= School Health Education Study =

The School Health Education Study (SHES) was a crucial event in transforming health education as practiced in American public schools. It has been called, "the most significant school health education initiative of the 1960s" and was largely responsible for establishing the value of comprehensive health education rather than separate disease-specific units and in introducing the concept-based approach to education in general. Most health curricula developed since have followed the model set by the SHES in its School Health Curriculum Project.

== Origins ==
In 1960 millionaire distiller and philanthropist Samuel Bronfman asked Dr. Granville Larimore, then Deputy Commissioner of the New York State Department of Health and a member of the Joint Committee on Health Problems in Education of the American Medical Association (AMA) and the National Education Association (NEA), to suggest several projects in health or education that should receive funding but were being neglected by governmental and private funders. Dr. Larimore suggested three priorities: (I) graduate medical education, (2) effectiveness of the mass media for health education, and (3) school health education. After hearing presentations on each of these three priorities, the Samuel Bronfman Foundation’s board decided to provide $200,000 for a study of the status of health education in the nation’s schools.

== Initial study ==
The Study was envisioned as an independent, two-year-long investigation, affiliated with the American Association for Health, Physical Education and Recreation (AAHPER) and the National Education Association. Bronfman sought the advice of Delbert Oberteuffer, professor at the Ohio State University and widely regarded as the leading figure in health education at that time, regarding who could best lead the study. Oberteuffer recommended one of his young OSU colleagues, Elena Sliepcevich. Dr. Sliepcevich accepted the appointment and moved to Washington, DC where the SHES leased office space on Dupont Circle in the building next door to the NEA.

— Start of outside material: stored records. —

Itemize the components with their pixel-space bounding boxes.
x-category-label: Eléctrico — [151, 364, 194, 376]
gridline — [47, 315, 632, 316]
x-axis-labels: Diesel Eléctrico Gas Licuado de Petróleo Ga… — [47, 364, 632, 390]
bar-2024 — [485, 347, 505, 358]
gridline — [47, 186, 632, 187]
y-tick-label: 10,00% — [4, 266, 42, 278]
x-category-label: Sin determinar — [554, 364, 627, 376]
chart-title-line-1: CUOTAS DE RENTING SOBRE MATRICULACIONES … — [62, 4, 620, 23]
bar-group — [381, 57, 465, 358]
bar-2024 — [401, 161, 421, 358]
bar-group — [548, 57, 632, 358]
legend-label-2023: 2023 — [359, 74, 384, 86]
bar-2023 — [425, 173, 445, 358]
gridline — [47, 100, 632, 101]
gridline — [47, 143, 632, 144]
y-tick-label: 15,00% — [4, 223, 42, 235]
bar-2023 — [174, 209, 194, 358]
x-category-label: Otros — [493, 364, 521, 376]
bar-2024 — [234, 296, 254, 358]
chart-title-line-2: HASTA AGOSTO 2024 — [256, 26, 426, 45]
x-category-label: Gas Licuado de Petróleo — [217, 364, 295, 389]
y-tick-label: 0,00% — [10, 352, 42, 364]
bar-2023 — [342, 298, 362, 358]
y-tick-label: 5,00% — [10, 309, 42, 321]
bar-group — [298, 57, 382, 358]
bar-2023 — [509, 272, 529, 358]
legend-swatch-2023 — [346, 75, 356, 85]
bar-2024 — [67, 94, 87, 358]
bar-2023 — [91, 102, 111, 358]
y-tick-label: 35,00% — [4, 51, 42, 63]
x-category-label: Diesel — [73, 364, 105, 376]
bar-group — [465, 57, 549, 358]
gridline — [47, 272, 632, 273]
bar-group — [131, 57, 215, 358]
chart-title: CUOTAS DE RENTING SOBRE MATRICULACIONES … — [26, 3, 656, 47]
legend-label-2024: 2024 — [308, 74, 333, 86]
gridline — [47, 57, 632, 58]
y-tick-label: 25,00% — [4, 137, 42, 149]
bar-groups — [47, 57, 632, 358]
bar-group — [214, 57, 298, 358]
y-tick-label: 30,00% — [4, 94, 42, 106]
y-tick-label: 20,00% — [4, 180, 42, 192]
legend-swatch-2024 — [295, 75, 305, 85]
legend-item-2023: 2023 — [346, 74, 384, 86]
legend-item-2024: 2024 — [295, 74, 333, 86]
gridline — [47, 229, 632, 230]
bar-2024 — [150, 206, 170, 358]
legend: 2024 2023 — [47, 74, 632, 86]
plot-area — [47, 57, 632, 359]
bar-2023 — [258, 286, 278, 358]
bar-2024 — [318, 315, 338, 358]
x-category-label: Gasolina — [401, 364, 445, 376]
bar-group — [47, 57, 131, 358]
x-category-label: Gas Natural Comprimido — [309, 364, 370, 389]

During its first year, the Study assessed the state of health education offerings in a total of 135 school systems covering 38 states and involving some 1101 individual elementary schools and 359 secondary schools. This survey remains the broadest of its type ever completed in the United States. In the second year test instruments were administered to students in grades 6, 9, and 12 of the participating schools. Of 17,634 usable answer sheets re¬turned to the researchers, a weighted sample of 2000 scores for each of the three grade levels representative of the makeup of the school sample was selected for analysis. Analysis of the results required a third year of Bronfman Foundation support and led to the conclusion that the state of health education in the nation’s public schools was "appalling".

== School Health Curriculum Project ==
The [3M] Corporation funded SHES for a further six years (1963–1969) to develop a model curriculum—the School Health Curriculum Project or SHCP. Ann E. Nolte, of Ohio State University, joined SHES as associate director of the study and a curriculum writing team was assembled, consisting of: William H. Creswell Jr., professor of health education at the University of Illinois; Gus T. Dalis, of the Los Angeles County Schools; Edward B. Johns, professor of school health education at the University of California, Los Angeles; Marion B. Pollock, assistant professor of health education at California State College, Long Beach; Richard K. Means, professor of health education at Auburn University; and Robert D. Russell, associate professor of health education at Southern Illinois University.

Prof. Russell proposed as the initial point of view for the SHCP that health was a unified concept of well-being. This was expressed in the curriculum as follows, "Health is a quality of life involving dynamic interaction and interdependence among the individual's physical well-being, his (or her) mental and emotional reactions, and the social complex in which he (or she) exists". From this starting point, the SHCP writers identified ten key concepts. Sub concepts were then developed in the physical, mental, and social dimen¬sions for each of the ten concepts. The 31 sub concepts were each linked to behavioral objectives written at four progressive levels—grades K-3, 4–6, 7–9, and 10-12—in the cognitive, affective, and behavioral domains.

== Concepts ==
The ten concepts developed by the SHES as the basis for the SHCP were:
1. Growth and development influences and is influenced by the structure and functioning of the individual.
2. Growing and developing follows a predictable sequence, yet is unique for each individual.
3. Protection and promotion of health is an individual, community, and international responsibility.
4. The potential for hazards and accidents exists, whatever the environment.
5. There are reciprocal relationships involving man (humanity), disease, and environment.
6. The family serves to perpetuate man (humanity) and to fulfill certain health needs.
7. Personal health practices are affected by a complexity of forces, often conflicting.
8. Utilization of health information, products, and services is guided by values and perceptions.
9. Use of substances that modify mood and behavior arises from a variety of motivations.
10. Food selection and eating patterns are determined by physical, social, mental, economic, and cultural factors.